Mary Elizabeth Winstead plays Michelle, a young woman who packs up and runs out on her fiancée in the first moments of the movie. She drives out into the country, and the credits are interspersed with her car going off the road and flipping over a couple times. When she wakes after the accident, she finds herself injured, in a cinderblock bunker, chained to a bed.

If you haven't seen the movie or the trailers, stop reading now. I'm going to spoil the first 15 minutes (just as the trailers do), but the movie will be even better if you don't watch them or read this.

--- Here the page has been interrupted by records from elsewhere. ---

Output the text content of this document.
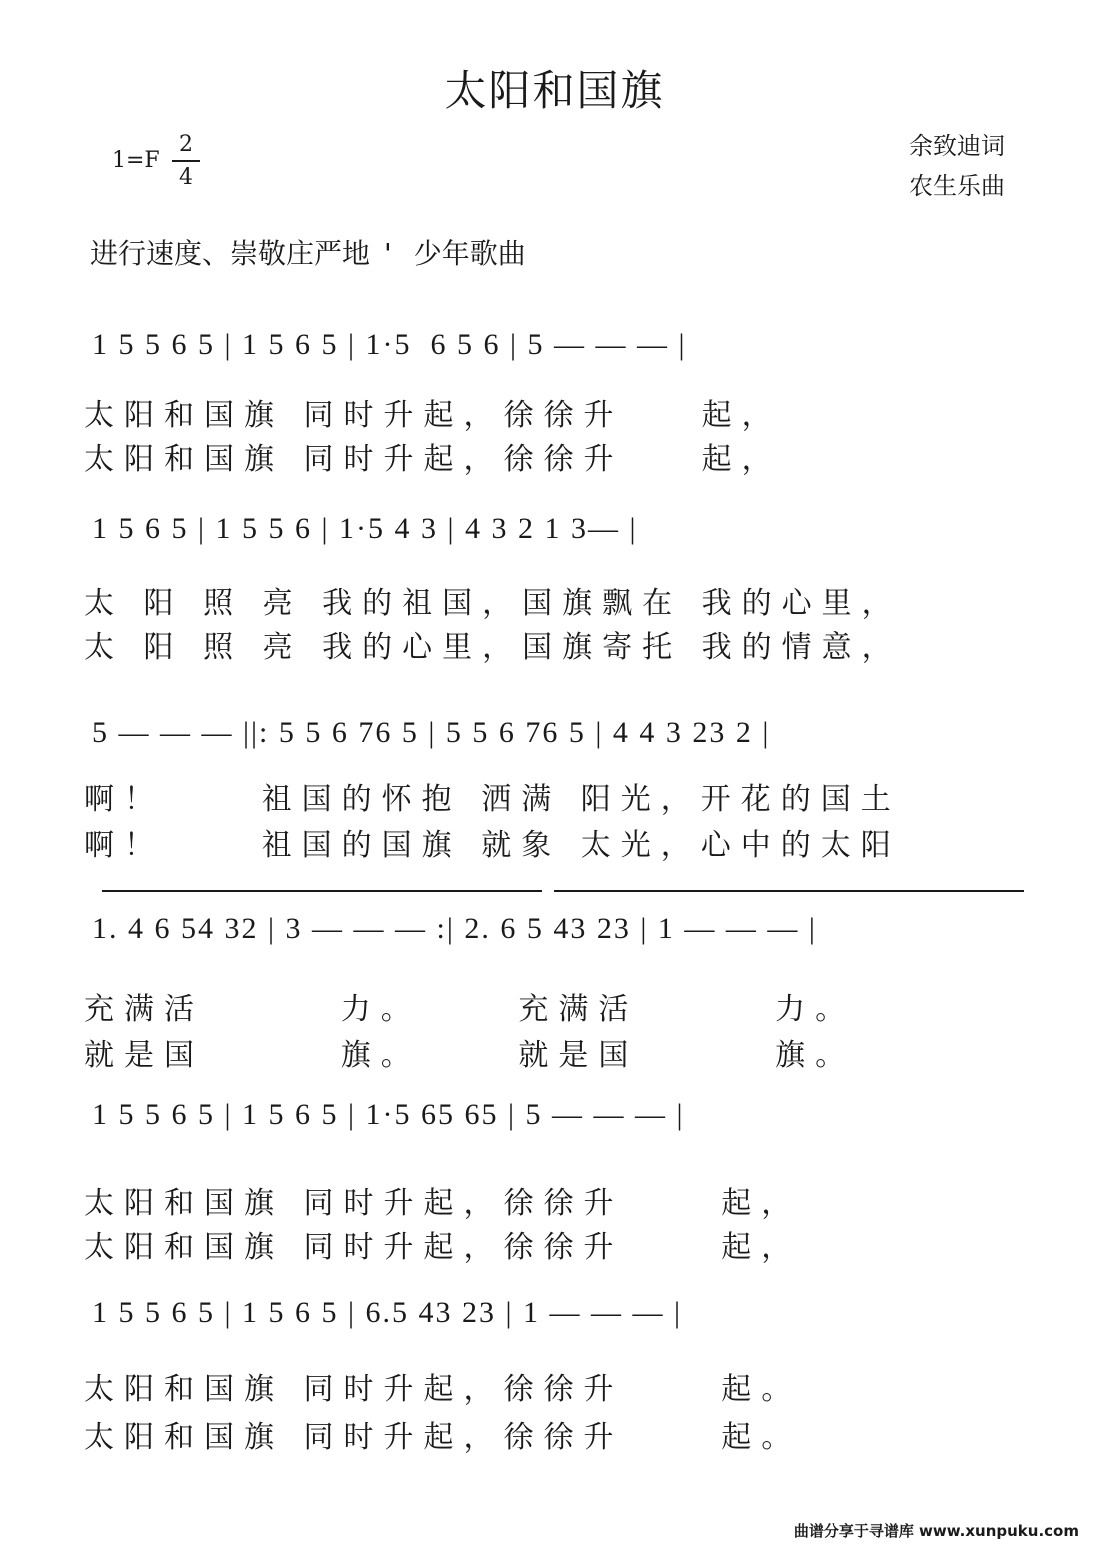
太阳和国旗
1=F
2
4
余致迪词
农生乐曲
进行速度、崇敬庄严地 ' 少年歌曲
1 5 5 6 5 | 1 5 6 5 | 1·5  6 5 6 | 5 — — — |
太阳和国旗 同时升起，徐徐升    起，
太阳和国旗 同时升起，徐徐升    起，
1 5 6 5 | 1 5 5 6 | 1·5 4 3 | 4 3 2 1 3— |
太 阳 照 亮 我的祖国，国旗飘在 我的心里，
太 阳 照 亮 我的心里，国旗寄托 我的情意，
5 — — — ||: 5 5 6 76 5 | 5 5 6 76 5 | 4 4 3 23 2 |
啊！     祖国的怀抱 洒满 阳光，开花的国土
啊！     祖国的国旗 就象 太光，心中的太阳
1. 4 6 54 32 | 3 — — — :| 2. 6 5 43 23 | 1 — — — |
充满活       力。     充满活       力。
就是国       旗。     就是国       旗。
1 5 5 6 5 | 1 5 6 5 | 1·5 65 65 | 5 — — — |
太阳和国旗 同时升起，徐徐升     起，
太阳和国旗 同时升起，徐徐升     起，
1 5 5 6 5 | 1 5 6 5 | 6.5 43 23 | 1 — — — |
太阳和国旗 同时升起，徐徐升     起。
太阳和国旗 同时升起，徐徐升     起。
曲谱分享于寻谱库 www.xunpuku.com
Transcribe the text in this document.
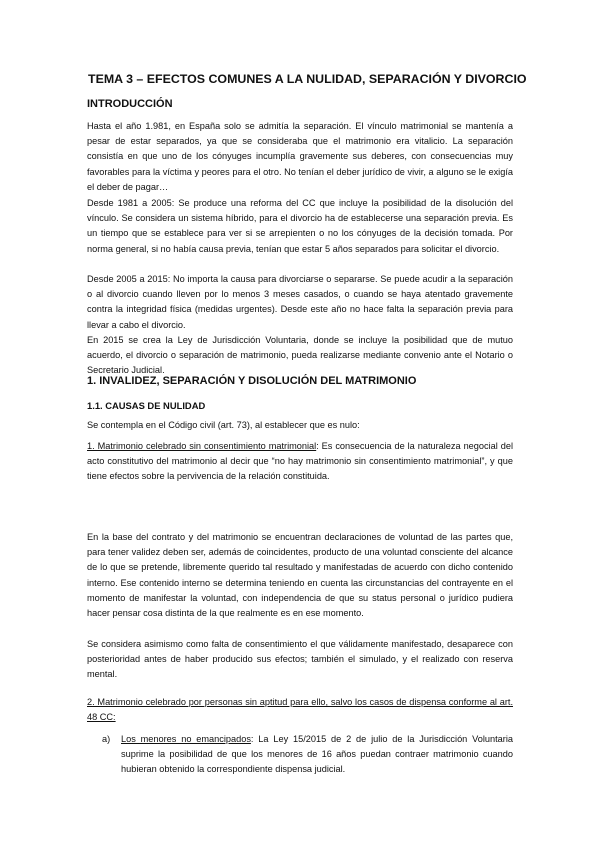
TEMA 3 – EFECTOS COMUNES A LA NULIDAD, SEPARACIÓN Y DIVORCIO
INTRODUCCIÓN

Hasta el año 1.981, en España solo se admitía la separación. El vínculo matrimonial se mantenía a pesar de estar separados, ya que se consideraba que el matrimonio era vitalicio. La separación consistía en que uno de los cónyuges incumplía gravemente sus deberes, con consecuencias muy favorables para la víctima y peores para el otro. No tenían el deber jurídico de vivir, a alguno se le exigía el deber de pagar…

Desde 1981 a 2005: Se produce una reforma del CC que incluye la posibilidad de la disolución del vínculo. Se considera un sistema híbrido, para el divorcio ha de establecerse una separación previa. Es un tiempo que se establece para ver si se arrepienten o no los cónyuges de la decisión tomada. Por norma general, si no había causa previa, tenían que estar 5 años separados para solicitar el divorcio.

Desde 2005 a 2015: No importa la causa para divorciarse o separarse. Se puede acudir a la separación o al divorcio cuando lleven por lo menos 3 meses casados, o cuando se haya atentado gravemente contra la integridad física (medidas urgentes). Desde este año no hace falta la separación previa para llevar a cabo el divorcio.

En 2015 se crea la Ley de Jurisdicción Voluntaria, donde se incluye la posibilidad que de mutuo acuerdo, el divorcio o separación de matrimonio, pueda realizarse mediante convenio ante el Notario o Secretario Judicial.

1. INVALIDEZ, SEPARACIÓN Y DISOLUCIÓN DEL MATRIMONIO
1.1. CAUSAS DE NULIDAD

Se contempla en el Código civil (art. 73), al establecer que es nulo:

1. Matrimonio celebrado sin consentimiento matrimonial: Es consecuencia de la naturaleza negocial del acto constitutivo del matrimonio al decir que “no hay matrimonio sin consentimiento matrimonial”, y que tiene efectos sobre la pervivencia de la relación constituida.

En la base del contrato y del matrimonio se encuentran declaraciones de voluntad de las partes que, para tener validez deben ser, además de coincidentes, producto de una voluntad consciente del alcance de lo que se pretende, libremente querido tal resultado y manifestadas de acuerdo con dicho contenido interno. Ese contenido interno se determina teniendo en cuenta las circunstancias del contrayente en el momento de manifestar la voluntad, con independencia de que su status personal o jurídico pudiera hacer pensar cosa distinta de la que realmente es en ese momento.

Se considera asimismo como falta de consentimiento el que válidamente manifestado, desaparece con posterioridad antes de haber producido sus efectos; también el simulado, y el realizado con reserva mental.

2. Matrimonio celebrado por personas sin aptitud para ello, salvo los casos de dispensa conforme al art. 48 CC:

a) Los menores no emancipados: La Ley 15/2015 de 2 de julio de la Jurisdicción Voluntaria suprime la posibilidad de que los menores de 16 años puedan contraer matrimonio cuando hubieran obtenido la correspondiente dispensa judicial.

Michelle (and the viewers) have several minutes of thinking she's going to be raped and/or tortured. Her captor is Howard (John Goodman), who claims that he rescued her from her car accident and saved her in his underground bunker because the world has ended above ground - although he's not entirely clear on what caused it, and she's not at all sure she believes him.

I haven't previously been a huge fan of Winstead's acting, but she does very well here. John Gallagher Jr. is also quite good as the third bunker resident, and Goodman is superb and terrifying as the paranoid and possibly deranged (but maybe not wrong) Howard. I didn't much enjoy the movie, but I have a huge respect for it: it's exceptionally well made.